Message Board Positions Itself as Megaphone For Stock Touts
Ralph "Kramden" Kidd has a new business model in the works
As I've described in the past, the Investor Village message board has distinguished itself in the cause of investor poverty. It was a prime sounding board for perpetrators of the Novastar Financial subprime lending disaster, allowing investor hype to run rampant (as in this notorious post), to the point of drawing media attention. It was a forum for cyberstalking by Overstock.com's nauseating p.r. director Judd Bagley.
A couple of years ago, this ostensibly neutral investor forum banned white collar crime fighter Sam Antar from the Overstock.com message board for the crime of pestering CEO Patrick Byrne and Bagley with -- horrors! -- questions. He was first restricted to three posts a day, and then removed completely.
The move deprived investors of an opportunity for Antar to directly confront Byrne about his lies and accounting trickery. Overstock shares hit a high of $19 the month Antar was silenced. It's now trading at about $10.50, and has been much lower. Thank you, Investor Village!

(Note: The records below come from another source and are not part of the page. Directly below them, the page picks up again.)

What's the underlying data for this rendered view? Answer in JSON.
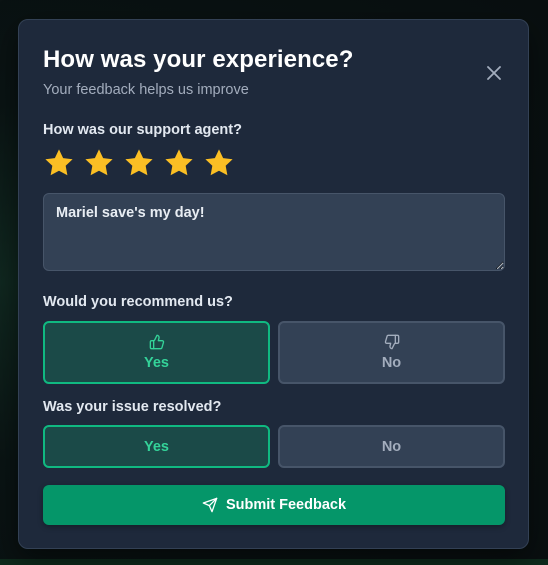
{
  "modal": {
    "title": "How was your experience?",
    "subtitle": "Your feedback helps us improve"
  },
  "rating": {
    "question": "How was our support agent?",
    "value": 5,
    "max": 5,
    "star_color": "#fbbf24"
  },
  "comment": {
    "value": "Mariel save's my day!"
  },
  "recommend": {
    "question": "Would you recommend us?",
    "yes_label": "Yes",
    "no_label": "No",
    "selected": "Yes",
    "yes_icon": "thumbs-up-icon",
    "no_icon": "thumbs-down-icon"
  },
  "resolved": {
    "question": "Was your issue resolved?",
    "yes_label": "Yes",
    "no_label": "No",
    "selected": "Yes"
  },
  "submit": {
    "label": "Submit Feedback",
    "icon": "send-icon"
  },
  "colors": {
    "accent": "#10b981",
    "button": "#059669",
    "panel": "#1e293b"
  }
}
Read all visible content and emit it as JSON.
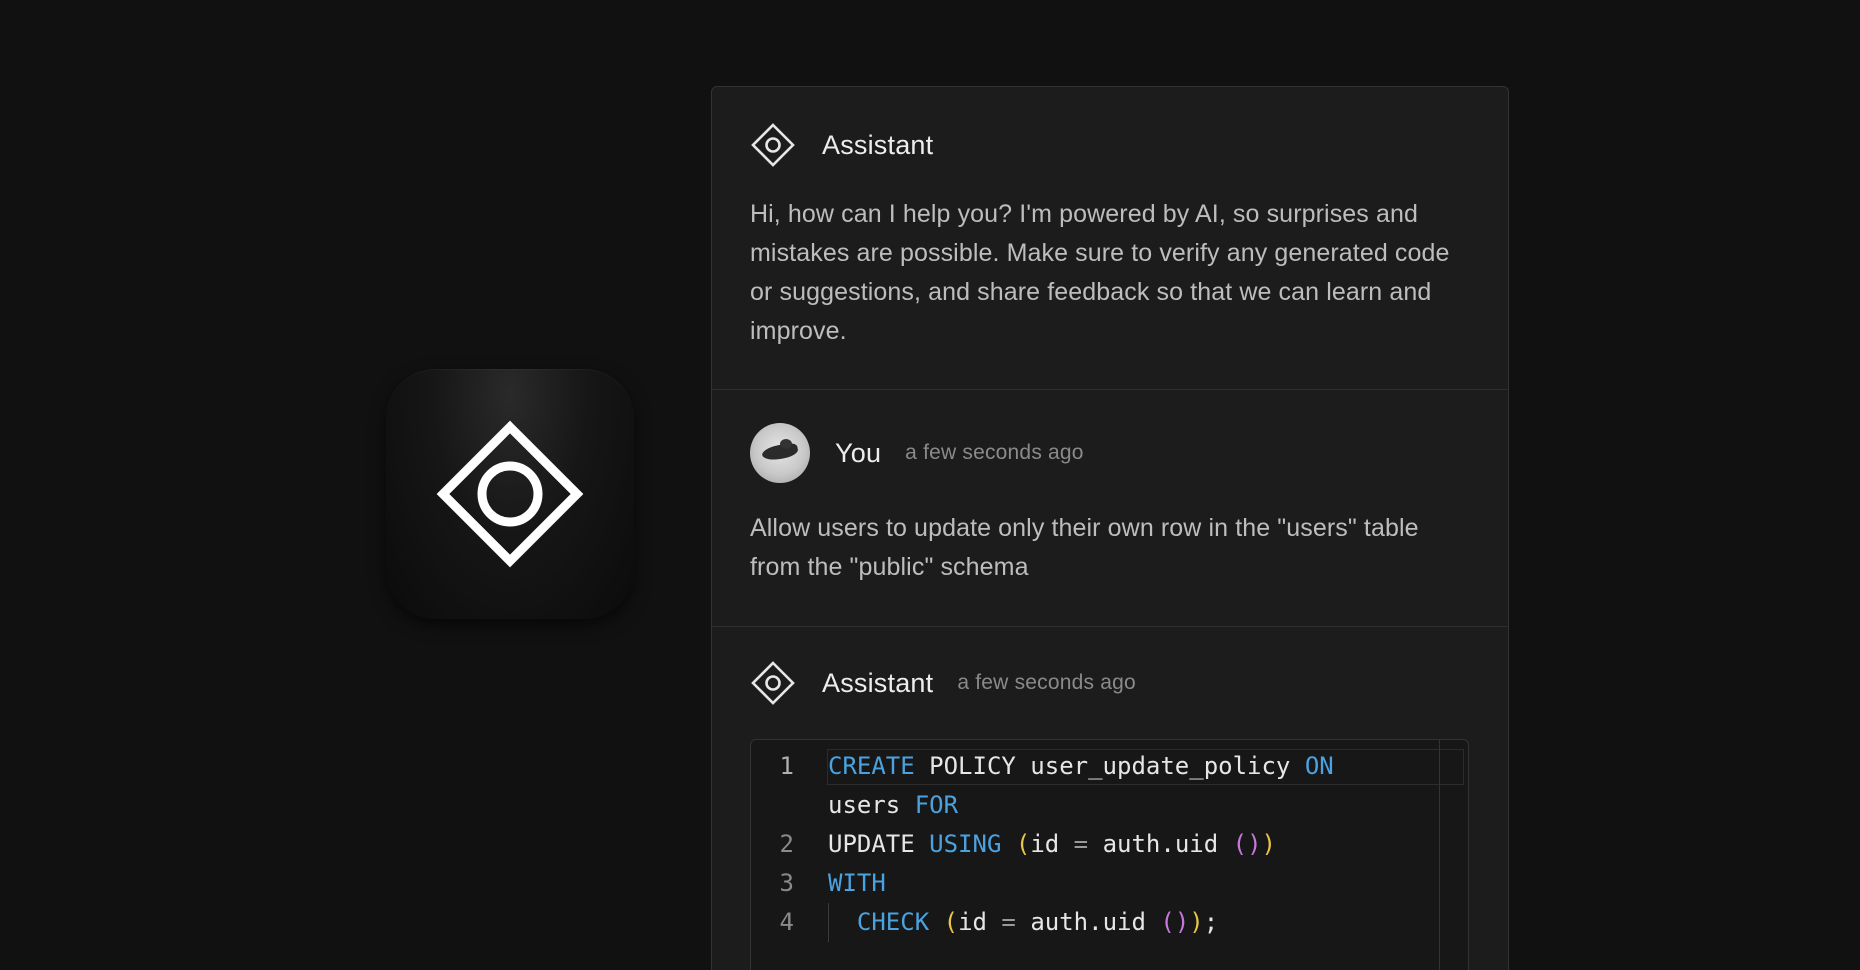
{
  "app_icon": {
    "icon": "diamond-ring-logo-icon"
  },
  "chat": {
    "messages": [
      {
        "author": "Assistant",
        "time": "",
        "text": "Hi, how can I help you? I'm powered by AI, so surprises and mistakes are possible. Make sure to verify any generated code or suggestions, and share feedback so that we can learn and improve."
      },
      {
        "author": "You",
        "time": "a few seconds ago",
        "text": "Allow users to update only their own row in the \"users\" table from the \"public\" schema"
      },
      {
        "author": "Assistant",
        "time": "a few seconds ago"
      }
    ],
    "code": {
      "language": "sql",
      "lines": [
        {
          "num": "1",
          "tokens": [
            [
              "kw",
              "CREATE"
            ],
            [
              "t",
              " POLICY user_update_policy "
            ],
            [
              "kw",
              "ON"
            ]
          ]
        },
        {
          "num": "",
          "tokens": [
            [
              "t",
              "users "
            ],
            [
              "kw",
              "FOR"
            ]
          ]
        },
        {
          "num": "2",
          "tokens": [
            [
              "t",
              "UPDATE "
            ],
            [
              "kw",
              "USING"
            ],
            [
              "t",
              " "
            ],
            [
              "par",
              "("
            ],
            [
              "t",
              "id "
            ],
            [
              "op",
              "="
            ],
            [
              "t",
              " auth.uid "
            ],
            [
              "par2",
              "()"
            ],
            [
              "par",
              ")"
            ]
          ]
        },
        {
          "num": "3",
          "tokens": [
            [
              "kw",
              "WITH"
            ]
          ]
        },
        {
          "num": "4",
          "tokens": [
            [
              "t",
              "  "
            ],
            [
              "kw",
              "CHECK"
            ],
            [
              "t",
              " "
            ],
            [
              "par",
              "("
            ],
            [
              "t",
              "id "
            ],
            [
              "op",
              "="
            ],
            [
              "t",
              " auth.uid "
            ],
            [
              "par2",
              "()"
            ],
            [
              "par",
              ")"
            ],
            [
              "t",
              ";"
            ]
          ]
        }
      ]
    }
  },
  "colors": {
    "background": "#111111",
    "panel": "#1c1c1c",
    "keyword": "#4aa3e0",
    "paren": "#e8c547",
    "paren_inner": "#c678dd"
  }
}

But such ham-handed suppression of criticism is evidently insufficient to make Investor Village an antiseptic environment for corporate CEOs and their shills, and suitably hostile to critics.
Investor Village recently banned one of the few critical voices on the Overstock board, immediately after posting a response to Byrne on the message board. The response was deleted. No explanation was given. A message gloating about that was recommended by Bagley ("De Daumier Smith").
As a result, the board supposedly devoted to Overstock instead is dominated with nutty rants about everything but, and is silent on such material corporate events as its change in auditors. With its scant ranks of critics depleted, that subject has not been broached, and Byrne can now rant and rave without contradiction, at least from one persistent critic.
In an email to members, the site recently revealed that a new feature will allow users, including corporate managers like Byrne, to go back and delete or edit posts, forever and ever: "Unlimited Post Deletion and Editing, allowing you to correct mistakes when you need to." Since Byrne frequently changes his public announcements, as Lee Webb of Stockwatch has described, he can be expected to make good use of this new cover-your-tracks feature when he blurts out some incriminating admission, as he has in the past.
Cozy! Investor Village's operators, rather oddly it seemed at the time, anonymized its site registration a couple of year ago. Maybe it's not so odd after all.
Now, here's the funny part: Investor Village, which evidently hasn't made a go of it (don't ask me why), actually wants to start charging people.
I wish them luck. What the world needs now is another way for investors to pour their money down a black hole. But I really do think that the site operator, Ralph "Blue" Kidd, should call himself Ralph "Kramden" Kidd.